The cheap: Mayonnaise Facial (Mayonnaise and egg whites)
The expensive: Chi-Spa at Shangri-La Facial
The realistic: Skoah Facials
Not all reactions are good reactions. At-home recipes often don’t have a properly monitored and maintained pH calculation and therefore can throw off the chemical reactions of your skin. So short term results can cause long term effects. Months down the road, your once perfectly balanced skin can be overly oily.
Chi Spa is about the complete experience. The setting is amazing, the product is good and the extra amenities are fabulous. Skoah is the more affordable spa experience but not for lack of quality. Their product is quite amazing. It brightens the skin, the product is not too heavy and you can choose to do a facial in-store or use their consumer friendly product created with an at-home spa experience in mind.
The cheap: Dr. Scholl’s heat massager (at London Drugs)
The expensive: Scandinave Spa Whistler
The realistic: Registered Massage Therapy
A heat massager from your drug store is good for your minimal kinks and crooks in your muscles but it’s not intuitive at all like a trained professional.
Scandinave spa in Whistler is an amazing place. Along with the massage treatment, you have access to use some of the best amenities the spa has to offer including the scandinave bath and sauna.
Registered massage therapy is a viable option as well. It is often covered in benefits packages from employers and massage therapists understand the body’s muscles for all stages and life situations. From sports to seniors to office employees, massage therapists can find all your tense points and iron them out to improve the body’s movements.
The cheap: Eggs
The expensive: Salon Stylist
The realistic: Zennkai
I love old wives tales. Eggs are supposedly good for your hair. Egg whites for oily hair and yolks for dry hair. The only problem his, it’s kind of a one shot fix. Cracking an egg open on your head only benefits you until the next time you use your regular shampoo and conditioning product.
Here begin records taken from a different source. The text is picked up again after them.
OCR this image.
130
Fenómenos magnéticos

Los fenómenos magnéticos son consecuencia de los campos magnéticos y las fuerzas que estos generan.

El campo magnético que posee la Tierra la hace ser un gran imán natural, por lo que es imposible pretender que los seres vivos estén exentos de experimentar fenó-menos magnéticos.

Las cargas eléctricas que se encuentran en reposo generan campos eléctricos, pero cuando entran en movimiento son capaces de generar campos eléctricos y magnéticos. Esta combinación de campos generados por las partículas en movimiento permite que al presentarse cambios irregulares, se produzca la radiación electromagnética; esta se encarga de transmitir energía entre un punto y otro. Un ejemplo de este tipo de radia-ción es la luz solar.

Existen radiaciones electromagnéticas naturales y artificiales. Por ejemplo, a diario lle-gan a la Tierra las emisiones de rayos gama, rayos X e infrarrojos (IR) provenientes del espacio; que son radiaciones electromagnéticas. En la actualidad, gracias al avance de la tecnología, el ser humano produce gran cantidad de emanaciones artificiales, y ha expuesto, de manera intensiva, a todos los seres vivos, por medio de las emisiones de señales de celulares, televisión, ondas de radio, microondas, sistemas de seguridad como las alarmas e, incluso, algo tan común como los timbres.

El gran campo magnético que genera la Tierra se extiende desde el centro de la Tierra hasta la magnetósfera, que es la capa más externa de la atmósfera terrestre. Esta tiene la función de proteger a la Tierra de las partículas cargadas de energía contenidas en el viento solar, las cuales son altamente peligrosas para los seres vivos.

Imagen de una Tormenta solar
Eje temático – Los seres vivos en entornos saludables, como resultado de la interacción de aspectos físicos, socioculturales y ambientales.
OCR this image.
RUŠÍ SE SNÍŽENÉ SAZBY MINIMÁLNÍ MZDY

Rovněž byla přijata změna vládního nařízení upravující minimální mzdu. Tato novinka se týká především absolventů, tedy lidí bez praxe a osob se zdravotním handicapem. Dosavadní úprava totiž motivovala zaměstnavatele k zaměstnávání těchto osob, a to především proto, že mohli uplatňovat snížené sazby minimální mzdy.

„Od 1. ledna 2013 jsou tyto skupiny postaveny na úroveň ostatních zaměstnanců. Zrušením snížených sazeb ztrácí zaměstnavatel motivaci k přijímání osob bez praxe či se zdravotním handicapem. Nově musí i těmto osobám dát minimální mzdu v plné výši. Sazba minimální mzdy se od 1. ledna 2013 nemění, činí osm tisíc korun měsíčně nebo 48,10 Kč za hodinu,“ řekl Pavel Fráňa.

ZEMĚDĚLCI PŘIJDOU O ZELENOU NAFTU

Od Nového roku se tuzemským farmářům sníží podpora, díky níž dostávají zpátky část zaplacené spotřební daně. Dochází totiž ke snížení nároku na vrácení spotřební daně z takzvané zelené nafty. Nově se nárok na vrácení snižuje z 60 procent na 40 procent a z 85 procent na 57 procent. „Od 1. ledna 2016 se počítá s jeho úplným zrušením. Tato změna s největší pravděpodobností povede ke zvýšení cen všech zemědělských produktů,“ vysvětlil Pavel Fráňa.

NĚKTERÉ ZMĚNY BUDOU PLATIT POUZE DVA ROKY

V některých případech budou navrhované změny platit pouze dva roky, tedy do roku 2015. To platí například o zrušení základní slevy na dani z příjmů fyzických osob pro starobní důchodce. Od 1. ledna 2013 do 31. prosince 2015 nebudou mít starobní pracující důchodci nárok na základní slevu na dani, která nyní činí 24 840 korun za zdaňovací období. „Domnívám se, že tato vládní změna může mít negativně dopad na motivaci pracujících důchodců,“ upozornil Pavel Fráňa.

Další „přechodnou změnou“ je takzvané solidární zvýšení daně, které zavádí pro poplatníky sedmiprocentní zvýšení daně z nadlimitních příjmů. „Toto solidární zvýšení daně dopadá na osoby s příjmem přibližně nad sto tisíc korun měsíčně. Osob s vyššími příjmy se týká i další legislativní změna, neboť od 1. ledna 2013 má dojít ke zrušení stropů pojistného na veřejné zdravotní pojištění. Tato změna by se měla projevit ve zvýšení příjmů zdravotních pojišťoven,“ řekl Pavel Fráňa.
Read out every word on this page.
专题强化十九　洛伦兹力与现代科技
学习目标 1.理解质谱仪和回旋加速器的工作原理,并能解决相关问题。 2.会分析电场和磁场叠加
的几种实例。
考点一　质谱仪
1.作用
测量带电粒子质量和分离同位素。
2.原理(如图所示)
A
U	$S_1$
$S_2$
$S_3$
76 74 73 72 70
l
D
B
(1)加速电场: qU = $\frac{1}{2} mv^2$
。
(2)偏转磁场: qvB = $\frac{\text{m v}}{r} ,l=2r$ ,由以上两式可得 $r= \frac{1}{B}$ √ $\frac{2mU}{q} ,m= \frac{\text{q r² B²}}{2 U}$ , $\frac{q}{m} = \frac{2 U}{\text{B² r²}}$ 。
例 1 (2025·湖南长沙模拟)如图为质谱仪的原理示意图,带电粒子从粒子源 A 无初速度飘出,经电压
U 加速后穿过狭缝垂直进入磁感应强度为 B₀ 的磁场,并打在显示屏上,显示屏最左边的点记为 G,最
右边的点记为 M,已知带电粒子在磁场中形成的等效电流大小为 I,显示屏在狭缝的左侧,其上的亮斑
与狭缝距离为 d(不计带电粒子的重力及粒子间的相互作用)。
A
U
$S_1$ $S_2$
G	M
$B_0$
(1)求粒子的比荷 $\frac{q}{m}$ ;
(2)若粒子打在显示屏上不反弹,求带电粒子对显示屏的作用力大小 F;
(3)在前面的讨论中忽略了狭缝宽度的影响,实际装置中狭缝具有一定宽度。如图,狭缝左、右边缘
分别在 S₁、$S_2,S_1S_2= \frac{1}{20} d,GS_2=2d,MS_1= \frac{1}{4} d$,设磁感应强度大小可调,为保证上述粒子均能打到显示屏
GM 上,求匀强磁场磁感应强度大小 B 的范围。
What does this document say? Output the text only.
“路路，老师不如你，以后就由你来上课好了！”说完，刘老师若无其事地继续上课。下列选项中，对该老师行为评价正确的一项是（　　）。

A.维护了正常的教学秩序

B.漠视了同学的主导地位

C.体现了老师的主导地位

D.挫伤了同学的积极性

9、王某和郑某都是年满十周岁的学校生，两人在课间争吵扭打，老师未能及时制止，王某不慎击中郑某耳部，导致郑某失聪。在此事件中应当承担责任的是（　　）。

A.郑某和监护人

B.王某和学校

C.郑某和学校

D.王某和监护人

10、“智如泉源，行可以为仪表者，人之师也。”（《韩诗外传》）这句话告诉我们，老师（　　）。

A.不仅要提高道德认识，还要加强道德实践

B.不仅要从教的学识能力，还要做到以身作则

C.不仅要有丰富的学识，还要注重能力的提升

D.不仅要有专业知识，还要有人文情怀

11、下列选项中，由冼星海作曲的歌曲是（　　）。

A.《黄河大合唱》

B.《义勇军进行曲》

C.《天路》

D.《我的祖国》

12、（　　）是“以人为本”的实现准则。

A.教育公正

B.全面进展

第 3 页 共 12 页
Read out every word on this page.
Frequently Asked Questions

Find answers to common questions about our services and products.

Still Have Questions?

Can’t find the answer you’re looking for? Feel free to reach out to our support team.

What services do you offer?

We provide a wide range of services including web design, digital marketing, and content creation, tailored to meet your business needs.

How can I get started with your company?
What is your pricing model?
Heading to a salon, treatments can cost more than a hair cut depending on what you’re looking for, and that too, isn’t a one shot deal. The smart thing to do is to go to Zennkai or asking your regular hair stylist for advice. Asking a professional for advice on what products to use in your hair rather than jumping on the DIY train and wasting perfectly good breakfast food onto your dry roots can benefit you in the long run.
Once I started focusing on my hair and talking to my stylist more, I realized that buying some product in the salons are money well spent, and places like Zennkai have higher quality products for prices competitive to shampoos at walmart.
I guess really, the point here is, it doesn’t have to break the bank to take care of your skin, or body or your hair. You just have to find the right things that work for you. You also just have to remember, it’s free to ask. Asking for advice is never a bad thing and just to be ultra conscious of what you’re putting on your skin, hair and body.